Previous research has confirmed that training to the limit of one’s ability, rather than constantly pushing oneself to failure, is essential for muscle growth. A new analysis compiled data from 55 studies to evaluate how training to the limit affects muscle growth and strength. The results, published in the journal Sports Medicine, show that training to the limit has no clear effect on strength gains, but does significantly promote muscle hypertrophy. This is likely because intense training increases the mechanical tension of muscle fibers, which is a key determinant of muscle growth.

Researcher Michael Zourdos notes that hypertrophy is greater when training is close to failure, regardless of the adjusted training volume. For strength, this proximity is not critical. Recommendations advise stopping 3-5 reps before failure to increase strength and 0-5 reps before failure to increase hypertrophy.

Previous research has shown that training to failure will not hurt your gains and your muscles will still grow, but the risk of injury and overtraining is increased.

For strength development, it is more important to focus on heavier loads, but not to work to exhaustion. This makes sense in that training to exhaustion can be very challenging for the body and is harder to recover from in subsequent sets.

The study highlights that training close to failure improves the accuracy of counting the remaining reps, positively influencing the choice of load and therefore muscle growth.
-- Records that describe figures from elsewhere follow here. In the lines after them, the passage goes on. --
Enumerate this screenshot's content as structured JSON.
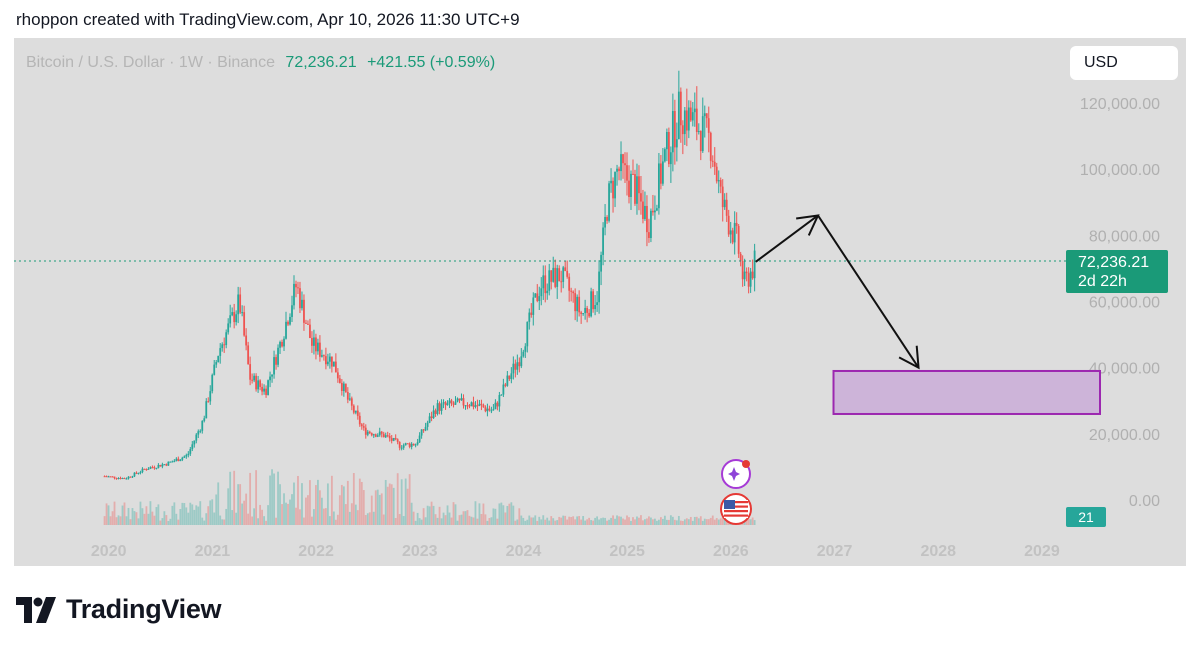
{
  "caption": "rhoppon created with TradingView.com, Apr 10, 2026 11:30 UTC+9",
  "symbol": {
    "name": "Bitcoin / U.S. Dollar · 1W · Binance",
    "price": "72,236.21",
    "change": "+421.55 (+0.59%)"
  },
  "currency_button": "USD",
  "price_tag": {
    "price": "72,236.21",
    "countdown": "2d 22h"
  },
  "volume_tag": "21",
  "footer": {
    "logo_text": "TradingView"
  },
  "colors": {
    "up": "#26a69a",
    "down": "#ef5350",
    "last_price_line": "#1a9a78",
    "target_box_fill": "#cdb4d9",
    "target_box_stroke": "#9c27b0",
    "background": "#dddddd"
  },
  "icons": [
    "ai-sparkle-icon",
    "us-flag-icon"
  ],
  "chart_data": {
    "type": "candlestick",
    "title": "Bitcoin / U.S. Dollar · 1W · Binance",
    "y_axis_labels": [
      "120,000.00",
      "100,000.00",
      "80,000.00",
      "60,000.00",
      "40,000.00",
      "20,000.00",
      "0.00"
    ],
    "y_axis_values": [
      120000,
      100000,
      80000,
      60000,
      40000,
      20000,
      0
    ],
    "ylim": [
      0,
      125000
    ],
    "x_axis_labels": [
      "2020",
      "2021",
      "2022",
      "2023",
      "2024",
      "2025",
      "2026",
      "2027",
      "2028",
      "2029"
    ],
    "xlim": [
      2019.85,
      2029.6
    ],
    "last_price": 72236.21,
    "price_path": [
      [
        2020.0,
        7200
      ],
      [
        2020.2,
        6500
      ],
      [
        2020.4,
        9500
      ],
      [
        2020.6,
        11000
      ],
      [
        2020.8,
        13500
      ],
      [
        2020.95,
        24000
      ],
      [
        2021.1,
        45000
      ],
      [
        2021.3,
        60000
      ],
      [
        2021.4,
        37000
      ],
      [
        2021.55,
        33000
      ],
      [
        2021.7,
        48000
      ],
      [
        2021.85,
        65000
      ],
      [
        2022.0,
        47000
      ],
      [
        2022.2,
        42000
      ],
      [
        2022.35,
        30000
      ],
      [
        2022.5,
        21000
      ],
      [
        2022.7,
        19500
      ],
      [
        2022.85,
        16500
      ],
      [
        2023.0,
        17000
      ],
      [
        2023.2,
        28000
      ],
      [
        2023.5,
        29500
      ],
      [
        2023.75,
        27000
      ],
      [
        2023.9,
        37000
      ],
      [
        2024.0,
        43000
      ],
      [
        2024.2,
        65000
      ],
      [
        2024.4,
        68000
      ],
      [
        2024.6,
        56000
      ],
      [
        2024.75,
        62000
      ],
      [
        2024.85,
        90000
      ],
      [
        2024.95,
        100000
      ],
      [
        2025.1,
        95000
      ],
      [
        2025.25,
        84000
      ],
      [
        2025.4,
        103000
      ],
      [
        2025.55,
        118000
      ],
      [
        2025.75,
        112000
      ],
      [
        2025.85,
        108000
      ],
      [
        2025.95,
        90000
      ],
      [
        2026.1,
        78000
      ],
      [
        2026.17,
        65000
      ],
      [
        2026.25,
        70000
      ],
      [
        2026.28,
        72236
      ]
    ],
    "projection": [
      {
        "from": [
          2026.28,
          72000
        ],
        "to": [
          2026.88,
          86000
        ]
      },
      {
        "from": [
          2026.88,
          86000
        ],
        "to": [
          2027.85,
          40000
        ]
      }
    ],
    "target_zone": {
      "x_from": 2027.03,
      "x_to": 2029.6,
      "y_from": 26000,
      "y_to": 39000
    }
  }
}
However, this type of training can be difficult to recover from and may impair results in the long term.

These results offer avenues for future research and provide valuable insights for coaches on the impact of muscle failure. However, the exact relationship between training close to failure and strength gains requires further investigation in larger studies.

“Based on this meta-analysis, we can suggest that it is possible to use a range of different programming methods, tailored to our own needs, to achieve different training goals. Perhaps this is further encouragement to not stress over the minutiae of ideal rep counts and set ranges and instead focus on training hard and intensely, which may lead to loss of results,” the study authors conclude.

ОСТАВЬТЕ ОТВЕТ

Пожалуйста, введите ваш комментарий!